Stacked histograms are great for presenting the cost loadings of multiple resources. Let’s take a look at how you can use them.
Project managers and line managers need to plan each coming week’s work on the project. The more activities occurring in a week, the more mobilization and coordination efforts are required to match the plan.
Stacked histograms in P6 Professional are an effective way project managers can anticipate and plan for busy work weeks. The stacked histogram also reveals lull periods in project activity, which are opportune times to schedule team member meetings.
The color coding and stacking of the histogram columns ensures that no resource loading is hidden. All resources the scheduler elects to display appear in the stacked histogram provided they are active on the schedule. The differing colors, each representing a resource, makes for monitoring the peaks and lows of individual resource loadings in relation to others. In this way the stacked histogram can support manual resource leveling among other resource planning initiatives.
Creating Stacked Histograms In P6
This article demonstrates how to generate and print a stacked histogram to assess resource loading in the schedule.
In Figure 1 we have a screen shot of a portion of the Juniper Nursing Home schedule that comes standard in P6 Professional.
We want to examine the schedule’s resource loading with a stacked histogram. We proceed and click the Resource Usage Profile in the bottom layout tool group, Figure 2.
Continuing, in the lower right frame, we click Display and confirm Open Projects Only is chosen and Stacked Histogram, Figure 3, then we click Resource Usage Profile Options.
In the Resource Usage Profile Options dialogue, we elect to display At Completion Units and show Individual cumulative curves, then we click Add to include a respective resource on our Stacked Histogram, Figure 4.
This opens the Filters dialogue, Figure 5, where we create a filter with the following elements: parameter, Resource ID; equivalency, equals; and Value, Concrete-Sub.
We name the filter Concrete Sub and click OK, Figure 5. Continuing we click apply to plot the Concrete Sub’s resource loading on the Stacked Histogram, Figure 6.
We carry on and add the Conveying Sub, Drywall (sub), and Electrician, and apply, Figure 7.
We want the Concrete sub to be at the bottom of the Stacked Histogram, so we use the down arrow in the Resource Usage Profile Options to place it at the bottom, Figure 8.
We click apply and our Stacked Histogram appears as in Figure 9.
Also note the cumulative curves for each resource by color. Now that we have our Stacked Histogram plotted let us create a print preview. We choose File | Print Setup and from the dropdown menu choose Adobe PDF, paper size 11×17, and Landscape, Figure 10.
Click OK. We select File | Page Setup and Options, then un-toggle all print options except Profile, Figure 11.
We click on Section 2 and choose to modify and remove the text. We change the Height to 1-inch, then we insert a picture, using the ellipse we locate our Ten Six Consulting company logo on our computer, Figure 12.

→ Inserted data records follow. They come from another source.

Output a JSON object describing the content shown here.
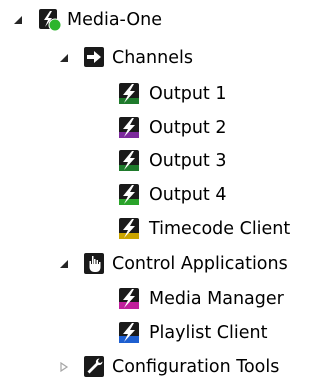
{
  "tree": {
    "root": {
      "label": "Media-One",
      "icon": "media-one-server-icon",
      "expanded": true,
      "status_color": "#2db52d"
    },
    "channels": {
      "label": "Channels",
      "icon": "channels-arrow-icon",
      "expanded": true,
      "items": [
        {
          "label": "Output 1",
          "icon": "output-bolt-icon",
          "accent": "#1f7a2c"
        },
        {
          "label": "Output 2",
          "icon": "output-bolt-icon",
          "accent": "#7c2a9c"
        },
        {
          "label": "Output 3",
          "icon": "output-bolt-icon",
          "accent": "#1f7a2c"
        },
        {
          "label": "Output 4",
          "icon": "output-bolt-icon",
          "accent": "#2aa32a"
        },
        {
          "label": "Timecode Client",
          "icon": "timecode-bolt-icon",
          "accent": "#c9a400"
        }
      ]
    },
    "control_applications": {
      "label": "Control Applications",
      "icon": "hand-pointer-icon",
      "expanded": true,
      "items": [
        {
          "label": "Media Manager",
          "icon": "media-manager-bolt-icon",
          "accent": "#c0209c"
        },
        {
          "label": "Playlist Client",
          "icon": "playlist-bolt-icon",
          "accent": "#1e5fd0"
        }
      ]
    },
    "configuration_tools": {
      "label": "Configuration Tools",
      "icon": "wrench-icon",
      "expanded": false
    }
  },
  "colors": {
    "expander_expanded": "#262626",
    "expander_collapsed": "#a6a6a6",
    "icon_dark": "#1a1a1a",
    "icon_light": "#ffffff"
  }
}
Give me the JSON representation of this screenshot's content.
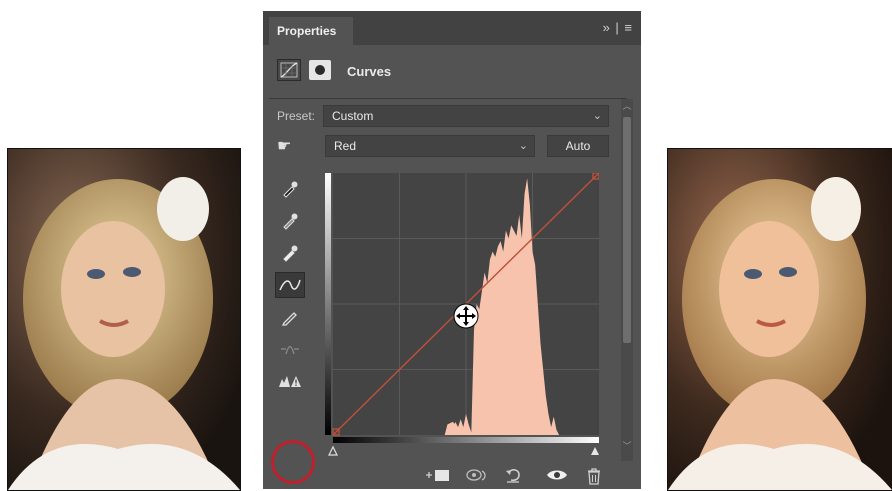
{
  "panel": {
    "tab_label": "Properties",
    "tab_menu": "»  |  ≡",
    "adjustment_title": "Curves",
    "preset_label": "Preset:",
    "preset_value": "Custom",
    "channel_value": "Red",
    "auto_label": "Auto"
  },
  "tools": [
    {
      "name": "black-point-eyedropper-icon"
    },
    {
      "name": "gray-point-eyedropper-icon"
    },
    {
      "name": "white-point-eyedropper-icon"
    },
    {
      "name": "curve-edit-points-icon"
    },
    {
      "name": "pencil-draw-icon"
    },
    {
      "name": "smooth-curve-icon"
    },
    {
      "name": "clipping-warning-icon"
    }
  ],
  "curve": {
    "channel_color": "#c0503a",
    "histogram_color": "#f7c3ac",
    "input_range": [
      0,
      255
    ],
    "output_range": [
      0,
      255
    ],
    "points": [
      [
        0,
        0
      ],
      [
        255,
        255
      ]
    ]
  },
  "footer_icons": [
    "clip-to-layer-icon",
    "view-previous-state-icon",
    "reset-icon",
    "toggle-visibility-icon",
    "delete-icon"
  ],
  "highlight_color": "#c0202c"
}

Then we click on section 3, click modify, and highlight the time stamp and remove it, Figure 13.
We next choose File | Print Preview and the plot displays in Figure 14.
Finally, we print to Adobe PDF. The Juniper Nursing Home Stack Histogram plot displays in Adobe, Figure 15.
The Stacked Histogram plot supports project managers and line managers that want a profile of resource loadings for the whole project life. The steps to creating Stacked Histograms are not many, but must be repeated for each resource you want to include.
Click the Resource Usage Profile button and then in the bottom right frame choose Display | Resource Usage Profile Options. Add each resource of interest in the Resource Usage Profile Options dialogue. In the filter choose Resource ID as the parameter and then your preferred Resource as the value.
In this way project managers, schedulers, and line managers alike can produce Stacked Histograms which, is a helpful for investigating and confirming distribution of resources throughout the project life.